Il creare contiene in sé la potenzialità di una probabilità non la certezza, in questo vi è il piacere e l’ansia del rischio che il vivere nel tempo comporta, ma anche il vantaggio adattivo proprio di una adattamento selettivo normativo al mondo (Fernandez), nella circolarità temporale è implicito un eterno ritorno, la necessità dell’accumulo nella prevedibilità del ripetersi degli eventi dove prevale il consolidarsi della consuetudine, nel tempo lineare la consuetudine evapora sostituita dalla volontà creatrice dell’onnipotenza legislativa, società come nelle scienze tecniche diviene materia da plasmare e trasformare secondo  precisi disegni; si passa dallo studio e mantenimento dell’esistere alle potenzialità dell’ideale nella necessità, vi è il desiderio di un accumulo infinito a cui tuttavia si contrappone il carpe diem che  nasce dalle vertigini del vuoto, dalla delusione del desiderio bulimico dell’essere nell’esistere.

La radicalità dell’interloquire, del rapportarsi con l’altro lega al momento, al presente nella retta del tempo, al suo rappresentarsi giuridicamente, solo nel momento della rottura, dello spezzarsi dei legami si ha la proiezione temporale verso passati e futuri non economicamente definibili, dove i principi acquistano valenze metafisiche con nuove rappresentazioni del mondo e costituzioni di senso in una diversa soggettività.

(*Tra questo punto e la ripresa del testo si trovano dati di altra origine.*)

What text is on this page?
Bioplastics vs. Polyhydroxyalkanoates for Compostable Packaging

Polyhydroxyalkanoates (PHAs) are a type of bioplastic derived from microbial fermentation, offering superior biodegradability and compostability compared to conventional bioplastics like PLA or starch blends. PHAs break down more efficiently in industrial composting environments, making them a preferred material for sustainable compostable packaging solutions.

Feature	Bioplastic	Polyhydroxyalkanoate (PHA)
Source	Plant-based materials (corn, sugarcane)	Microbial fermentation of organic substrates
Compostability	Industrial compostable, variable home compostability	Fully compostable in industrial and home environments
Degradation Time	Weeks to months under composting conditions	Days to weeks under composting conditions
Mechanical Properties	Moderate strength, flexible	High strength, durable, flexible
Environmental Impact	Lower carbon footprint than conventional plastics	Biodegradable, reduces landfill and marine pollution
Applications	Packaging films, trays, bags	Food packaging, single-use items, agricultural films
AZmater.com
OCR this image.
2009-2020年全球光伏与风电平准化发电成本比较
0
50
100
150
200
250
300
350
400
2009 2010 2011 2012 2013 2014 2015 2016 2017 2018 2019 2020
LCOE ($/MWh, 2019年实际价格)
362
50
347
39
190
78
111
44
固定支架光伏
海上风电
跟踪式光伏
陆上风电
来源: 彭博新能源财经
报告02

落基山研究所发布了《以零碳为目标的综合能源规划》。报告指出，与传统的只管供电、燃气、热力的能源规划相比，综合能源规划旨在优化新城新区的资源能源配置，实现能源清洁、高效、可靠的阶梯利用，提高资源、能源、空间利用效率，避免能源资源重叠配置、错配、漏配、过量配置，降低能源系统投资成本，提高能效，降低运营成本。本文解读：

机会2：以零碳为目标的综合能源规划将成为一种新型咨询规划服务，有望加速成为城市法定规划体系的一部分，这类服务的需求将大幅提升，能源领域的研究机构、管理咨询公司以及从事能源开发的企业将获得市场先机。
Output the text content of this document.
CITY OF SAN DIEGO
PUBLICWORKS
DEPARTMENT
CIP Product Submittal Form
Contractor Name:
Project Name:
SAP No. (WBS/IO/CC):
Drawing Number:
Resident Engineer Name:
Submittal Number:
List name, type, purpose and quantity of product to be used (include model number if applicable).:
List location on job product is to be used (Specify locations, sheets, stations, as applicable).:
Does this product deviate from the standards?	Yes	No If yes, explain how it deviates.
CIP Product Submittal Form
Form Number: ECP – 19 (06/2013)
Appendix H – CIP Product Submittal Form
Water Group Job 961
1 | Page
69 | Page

La negazione della circolarità del tempo isola l’individuo sulla retta del tempo, crea l’ostacolo della mediazione giuridica alla realizzazione dell’incontro impedendo al singolo di essere dentro la relazione, di acquisirne il senso profondo (Buber), è la circolarità che crea la realtà dell’esistere il suo rotolare sugli assi del tempo e dello spazio crea la storia, la tensione creativa si pone quindi fra questi due termini, la norma codifica quello che è già passato, plasma un divenire che è interpretazione e nell’interpretare pone già le basi per la sua negazione in cui la riuscita è sempre e solo parziale.

 

L’ermeneutica nella comunicazione giuridica moderna

Il principio fondamentale da cui parte Schleiermarcher è un rapporto di reciprocità tra le parti e il tutto del testo fondato sul libero esame, il circolo ermeneutico quale principio base a cui associare quale ulteriore principio l’intuizione necessaria a penetrare la nascita del testo, che Jaspers definisce n termini di assimilazione e che Dilthey allarga al complesso dell’insieme sociale che ne ha permesso la formazione, si collega all’altro principio del parricidio dove non vi è un soggetto parlante verso altri soggetti, bensì diversi cogiti pensanti e dialoganti, se l’obiettività è data dalle comuni regole linguistiche vi è comunque una soggettività nella generazione del pensiero in funzione della vita spirituale individuale.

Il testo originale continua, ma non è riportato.